Vietnam? What was he doing there? He “became friends with Diem
and flew around the country with him” — another untold story.
What took him to the Congo? He did tell a long story about that.
“I predicted the arrest and execution of Patrice Lumumba two months
before it happened,” Arnold told me. Then he told friends at the
American embassy what he had heard and they said, “Gee, where did
you get that?”
“My boys in the trade unions,” Arnold confided to me. “At that
time the trade unions were the best-informed people, outside the
real holders of the secrets.”
In Ghana? He went there to write something after Nkrumah’s
overthrow, stopping off in Geneva to hear the trade-union angle.
Arnold was given a villa in Accra vacated by the East Germans.
Ghana at that stage “might just as well have been a Soviet
province,” he said. The Soviet ambassador was known as the vice
president.
“I loathed Nkrumah,” Arnold said. But he threw him a sidelong
glance of sympathy because Nkrumah was naïve enough to believe all
the batty things liberals were saying. “That’s a story in itself —
the great discovery of Africa by American intellectuals.” I was
looking forward to his tirade, but then he distracted me: “There
are things I cannot talk about to this day, about how Nkrumah was
ousted.”
“How was he?”
“Can’t talk about it. I am honor bound not to. And I simply will
not.” Nor did he.
A NEW DEALER IN THE 1930s, Arnold was a Kennedy Democrat by
1960. Along with Meany, Arnold shows up with JFK in Berlin, and is
offered the job of assistant secretary of labor. But he turned it
down. “In government you have to keep your mouth shut and bow your
head.” Daniel P. Moynihan accepted the job.

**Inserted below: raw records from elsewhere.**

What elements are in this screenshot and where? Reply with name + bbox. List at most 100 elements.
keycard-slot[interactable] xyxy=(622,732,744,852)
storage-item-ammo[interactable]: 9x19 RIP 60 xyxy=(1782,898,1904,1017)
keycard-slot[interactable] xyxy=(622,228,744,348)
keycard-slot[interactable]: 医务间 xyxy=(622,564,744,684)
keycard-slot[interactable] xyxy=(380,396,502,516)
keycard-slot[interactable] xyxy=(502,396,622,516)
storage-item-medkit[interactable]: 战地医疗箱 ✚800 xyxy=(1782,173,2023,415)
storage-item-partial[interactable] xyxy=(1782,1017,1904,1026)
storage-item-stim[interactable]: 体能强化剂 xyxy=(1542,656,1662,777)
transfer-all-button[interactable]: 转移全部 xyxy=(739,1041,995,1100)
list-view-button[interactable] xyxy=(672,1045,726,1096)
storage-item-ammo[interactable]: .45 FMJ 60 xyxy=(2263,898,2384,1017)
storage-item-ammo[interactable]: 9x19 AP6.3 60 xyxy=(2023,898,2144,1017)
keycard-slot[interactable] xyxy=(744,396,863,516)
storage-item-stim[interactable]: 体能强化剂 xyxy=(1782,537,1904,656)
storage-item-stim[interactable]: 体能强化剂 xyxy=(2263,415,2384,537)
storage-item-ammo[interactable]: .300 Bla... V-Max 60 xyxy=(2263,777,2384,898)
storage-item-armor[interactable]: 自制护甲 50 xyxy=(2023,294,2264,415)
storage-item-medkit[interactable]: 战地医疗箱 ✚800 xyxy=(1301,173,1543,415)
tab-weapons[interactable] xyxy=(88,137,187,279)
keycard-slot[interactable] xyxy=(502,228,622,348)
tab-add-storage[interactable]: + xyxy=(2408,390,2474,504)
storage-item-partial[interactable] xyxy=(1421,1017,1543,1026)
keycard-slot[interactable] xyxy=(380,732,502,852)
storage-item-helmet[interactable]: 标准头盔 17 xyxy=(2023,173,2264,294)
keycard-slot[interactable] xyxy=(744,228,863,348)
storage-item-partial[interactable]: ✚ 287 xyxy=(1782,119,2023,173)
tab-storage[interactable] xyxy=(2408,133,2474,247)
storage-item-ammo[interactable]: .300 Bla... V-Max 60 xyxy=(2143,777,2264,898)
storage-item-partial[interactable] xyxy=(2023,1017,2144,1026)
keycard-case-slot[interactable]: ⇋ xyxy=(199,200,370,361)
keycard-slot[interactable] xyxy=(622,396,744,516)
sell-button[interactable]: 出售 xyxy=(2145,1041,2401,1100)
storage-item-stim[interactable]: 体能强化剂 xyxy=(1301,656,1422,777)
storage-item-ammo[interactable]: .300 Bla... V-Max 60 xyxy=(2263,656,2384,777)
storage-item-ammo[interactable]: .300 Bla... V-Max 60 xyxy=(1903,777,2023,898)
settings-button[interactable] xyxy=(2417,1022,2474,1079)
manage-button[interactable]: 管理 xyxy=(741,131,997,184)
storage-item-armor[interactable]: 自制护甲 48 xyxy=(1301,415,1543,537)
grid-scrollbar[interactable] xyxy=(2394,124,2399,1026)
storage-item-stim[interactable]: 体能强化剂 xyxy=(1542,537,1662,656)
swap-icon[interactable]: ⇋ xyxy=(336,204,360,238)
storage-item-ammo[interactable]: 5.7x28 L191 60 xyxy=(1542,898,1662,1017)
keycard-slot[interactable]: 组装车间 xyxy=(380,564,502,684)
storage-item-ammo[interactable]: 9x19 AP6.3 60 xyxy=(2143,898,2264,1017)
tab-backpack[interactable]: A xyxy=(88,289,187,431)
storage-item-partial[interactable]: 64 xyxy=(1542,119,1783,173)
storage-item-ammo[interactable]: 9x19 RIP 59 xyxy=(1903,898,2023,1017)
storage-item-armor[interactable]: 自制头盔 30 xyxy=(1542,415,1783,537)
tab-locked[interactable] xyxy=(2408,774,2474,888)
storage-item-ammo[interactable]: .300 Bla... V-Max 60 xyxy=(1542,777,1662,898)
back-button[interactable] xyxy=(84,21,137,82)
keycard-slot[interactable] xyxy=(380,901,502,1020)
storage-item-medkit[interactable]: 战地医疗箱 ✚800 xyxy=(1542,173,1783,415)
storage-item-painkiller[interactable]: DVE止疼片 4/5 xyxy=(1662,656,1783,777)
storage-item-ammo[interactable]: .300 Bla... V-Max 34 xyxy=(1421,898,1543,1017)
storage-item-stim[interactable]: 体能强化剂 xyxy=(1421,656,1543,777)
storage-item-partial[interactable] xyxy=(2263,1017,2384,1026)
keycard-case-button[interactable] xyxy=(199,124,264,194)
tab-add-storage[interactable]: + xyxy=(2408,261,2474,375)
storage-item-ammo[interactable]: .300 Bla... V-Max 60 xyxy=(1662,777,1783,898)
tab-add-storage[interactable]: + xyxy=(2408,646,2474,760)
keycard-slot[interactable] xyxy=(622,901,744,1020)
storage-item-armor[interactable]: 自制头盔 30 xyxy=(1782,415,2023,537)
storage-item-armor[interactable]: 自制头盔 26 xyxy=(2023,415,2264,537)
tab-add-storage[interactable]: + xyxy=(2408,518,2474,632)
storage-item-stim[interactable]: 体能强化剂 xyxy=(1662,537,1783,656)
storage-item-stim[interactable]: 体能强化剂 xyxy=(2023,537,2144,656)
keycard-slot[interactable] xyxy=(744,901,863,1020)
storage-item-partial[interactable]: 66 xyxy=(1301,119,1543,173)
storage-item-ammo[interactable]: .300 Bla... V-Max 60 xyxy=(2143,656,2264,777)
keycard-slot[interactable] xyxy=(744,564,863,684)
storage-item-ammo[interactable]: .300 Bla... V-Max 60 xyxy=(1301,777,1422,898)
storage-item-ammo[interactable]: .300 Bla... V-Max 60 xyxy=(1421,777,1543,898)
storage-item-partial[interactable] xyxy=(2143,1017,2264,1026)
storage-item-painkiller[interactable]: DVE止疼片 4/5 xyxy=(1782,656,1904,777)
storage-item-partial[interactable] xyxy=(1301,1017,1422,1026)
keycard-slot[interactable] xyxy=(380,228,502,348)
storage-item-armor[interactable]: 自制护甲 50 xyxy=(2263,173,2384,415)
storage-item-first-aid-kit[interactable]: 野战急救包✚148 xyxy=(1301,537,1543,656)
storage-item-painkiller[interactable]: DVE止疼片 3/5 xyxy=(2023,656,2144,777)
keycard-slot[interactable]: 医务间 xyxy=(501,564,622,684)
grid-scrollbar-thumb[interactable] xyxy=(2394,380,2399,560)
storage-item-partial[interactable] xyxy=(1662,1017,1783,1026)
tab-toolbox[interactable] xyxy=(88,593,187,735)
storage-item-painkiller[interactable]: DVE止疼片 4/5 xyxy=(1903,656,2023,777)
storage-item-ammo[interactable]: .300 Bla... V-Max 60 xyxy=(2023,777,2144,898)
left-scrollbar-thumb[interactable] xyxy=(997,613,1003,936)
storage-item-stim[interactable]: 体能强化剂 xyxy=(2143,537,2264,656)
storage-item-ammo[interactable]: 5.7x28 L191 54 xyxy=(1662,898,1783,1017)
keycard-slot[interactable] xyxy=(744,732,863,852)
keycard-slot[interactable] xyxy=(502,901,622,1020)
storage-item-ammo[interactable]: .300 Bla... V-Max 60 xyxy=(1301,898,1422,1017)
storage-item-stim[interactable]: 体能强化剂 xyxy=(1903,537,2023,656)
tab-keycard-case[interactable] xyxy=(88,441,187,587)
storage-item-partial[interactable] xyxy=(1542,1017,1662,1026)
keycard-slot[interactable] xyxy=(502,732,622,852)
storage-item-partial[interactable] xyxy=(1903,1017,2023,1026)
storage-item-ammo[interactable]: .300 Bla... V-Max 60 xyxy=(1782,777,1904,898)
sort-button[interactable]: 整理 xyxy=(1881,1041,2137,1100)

Later, Arnold became an honorary member of the Reactionaries
Luncheon Club in London, along with Kingsley Amis, Colin Welch,
Anthony Powell, Robert Conquest, and others. They met weekly at
Bertorelli’s near Whitehall. Arnold was doing research for his
Ph.D. — something to do with Tory politics. He lived in Chelsea.
His surroundings were always stylish.
Meanwhile there had been a “messy” first marriage to a pianist,
“trouble in splitsville,” and a mysterious walk-on role for Walter
Winchell, the influential gossip columnist who knew something
important about the divorce that Arnold refused to discuss.
Arnold regrets missing “the adventure” of World War II. He had
learned to fly and had become a good friend of Herbert Dargue, the
commander of Mitchel Field on Long Island. Arnold, then 28, wanted
to join the Army Air Force and Dargue was smoothing over the age
problem when he was killed in a plane crash. Then Arnold was turned
down as a Marine combat correspondent. On the day he was drafted, a
new regulation exempted men with two children, which by then he
had.
Later he co-piloted a Cessna 310 across the Atlantic, New York
to Brussels —a “terrific adventure for him,” said Carroll
Beichman, his second wife. She was married to Arnold for almost 60
years and they lived mostly in British Columbia. “Flying small
aircraft was a major passion for him and he did it whenever he
could,” she said.
Arnold meant it about missing the “adventure” of war. What he
really wanted was an adventurous life and he had one. He was shot
at in Yemen, Algeria, and Vietnam. I regret his unwritten memoirs,
which could have been told as pure adventures rather than as
anti-Communist parry and thrust. But of course living them was
enough, and making them as enjoyable to read as they were to listen
to would have been difficult indeed.